Si vous aviez le pouvoir politique de changer une chose dans la région, quelle serait-elle ?
Une seule ? Allez deux.
Les transports. Il faut vraiment développer le train et les transports en commun.
L’autre chose à changer serait le financement des associations. On est passés des conventions pluriannuelles aux appels à projet qui sont renouvelés chaque année. Avec les appels à projet, les associations galèrent et n’ont plus aucune visibilité pour développer des projets, embaucher, etc. Les appels à projet mettent également de la concurrence entre les associations, ce qui fait qu’il y a beaucoup de petites associations qui ont mis la clé sous la porte.
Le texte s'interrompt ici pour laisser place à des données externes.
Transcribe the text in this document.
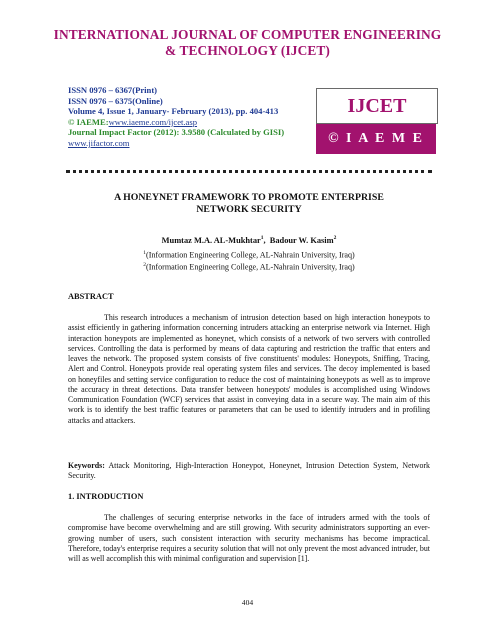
INTERNATIONAL JOURNAL OF COMPUTER ENGINEERING
& TECHNOLOGY (IJCET)
ISSN 0976 – 6367(Print)
ISSN 0976 – 6375(Online)
Volume 4, Issue 1, January- February (2013), pp. 404-413
© IAEME:www.iaeme.com/ijcet.asp
Journal Impact Factor (2012): 3.9580 (Calculated by GISI)
www.jifactor.com
IJCET
© I A E M E
A HONEYNET FRAMEWORK TO PROMOTE ENTERPRISE
NETWORK SECURITY
Mumtaz M.A. AL-Mukhtar$^1$,  Badour W. Kasim$^2$
$^1$(Information Engineering College, AL-Nahrain University, Iraq)
$^2$(Information Engineering College, AL-Nahrain University, Iraq)
ABSTRACT
This research introduces a mechanism of intrusion detection based on high interaction honeypots to assist efficiently in gathering information concerning intruders attacking an enterprise network via Internet. High interaction honeypots are implemented as honeynet, which consists of a network of two servers with controlled services. Controlling the data is performed by means of data capturing and restriction the traffic that enters and leaves the network. The proposed system consists of five constituents' modules: Honeypots, Sniffing, Tracing, Alert and Control. Honeypots provide real operating system files and services. The decoy implemented is based on honeyfiles and setting service configuration to reduce the cost of maintaining honeypots as well as to improve the accuracy in threat detections. Data transfer between honeypots' modules is accomplished using Windows Communication Foundation (WCF) services that assist in conveying data in a secure way. The main aim of this work is to identify the best traffic features or parameters that can be used to identify intruders and in profiling attacks and attackers.
Keywords: Attack Monitoring, High-Interaction Honeypot, Honeynet, Intrusion Detection System, Network Security.
1. INTRODUCTION
The challenges of securing enterprise networks in the face of intruders armed with the tools of compromise have become overwhelming and are still growing. With security administrators supporting an ever-growing number of users, such consistent interaction with security mechanisms has become impractical. Therefore, today's enterprise requires a security solution that will not only prevent the most advanced intruder, but will as well accomplish this with minimal configuration and supervision [1].
404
Il serait aussi important de financer le développement d’activités locales pérennes, annuelles, qui font vivre les gens 365 jours sur 365.
Et puis une troisième, il faudrait favoriser l’achat de produits locaux à l’échelle des communes. Le prix n’est pas excessif, ça apporte du travail aux gens qui vivent sur la commune, et indirectement, ça fait vivre tout le territoire.
De même, la région a décidé de mettre beaucoup d’argent dans le tourisme autour de Vassivière, et c’est très bien, mais il serait aussi important de financer le développement d’activités locales pérennes, annuelles, qui font vivre les gens 365 jours sur 365.
Comme d’aider les maraichers à étendre leurs capacités de stockage pour pouvoir approvisionner les locaux, ou d’aider les communes à former leurs cuisiniers et à investir des cantines qui permettent de consommer local pour l’école, pour les maisons de retraite (à l’instar de certaines structures comme l’Atelier à Royères).
Comment voyez vous votre région dans 5 ans ? dans 10 ans ?
Au cœur des territoires.
Telle quelle la région Nouvelle-Aquitaine ne me parle pas. Les disparités entre les départements sont énormes. Par rapport aux anciennes régions, elle n’a pas du tout la même cohérence.
Selon vous, que faudrait-il préserver ?
Cet environnement-là. À tous les niveaux, mais surtout paysager, la qualité de l’eau, d’avoir accès à nos propres sources, qu’il n’y ait pas “trop” de produits chimiques utilisés.
Et dans ce demain que vous imaginez, de quoi avez vous besoin pour vous sentir vraiment bien ?
Un meilleur salaire ça ne serait pas de refus !
Après, c’est peut-être un peu égoïste, mais quand mes filles seront au lycée, elles n’auront pas d’autres choix que d’être en internat. Alors qu’on voudrait quand même les garder près de soi.
Après ceci dit moi j’ai été pensionnaire au lycée et j’étais trop contente (rires).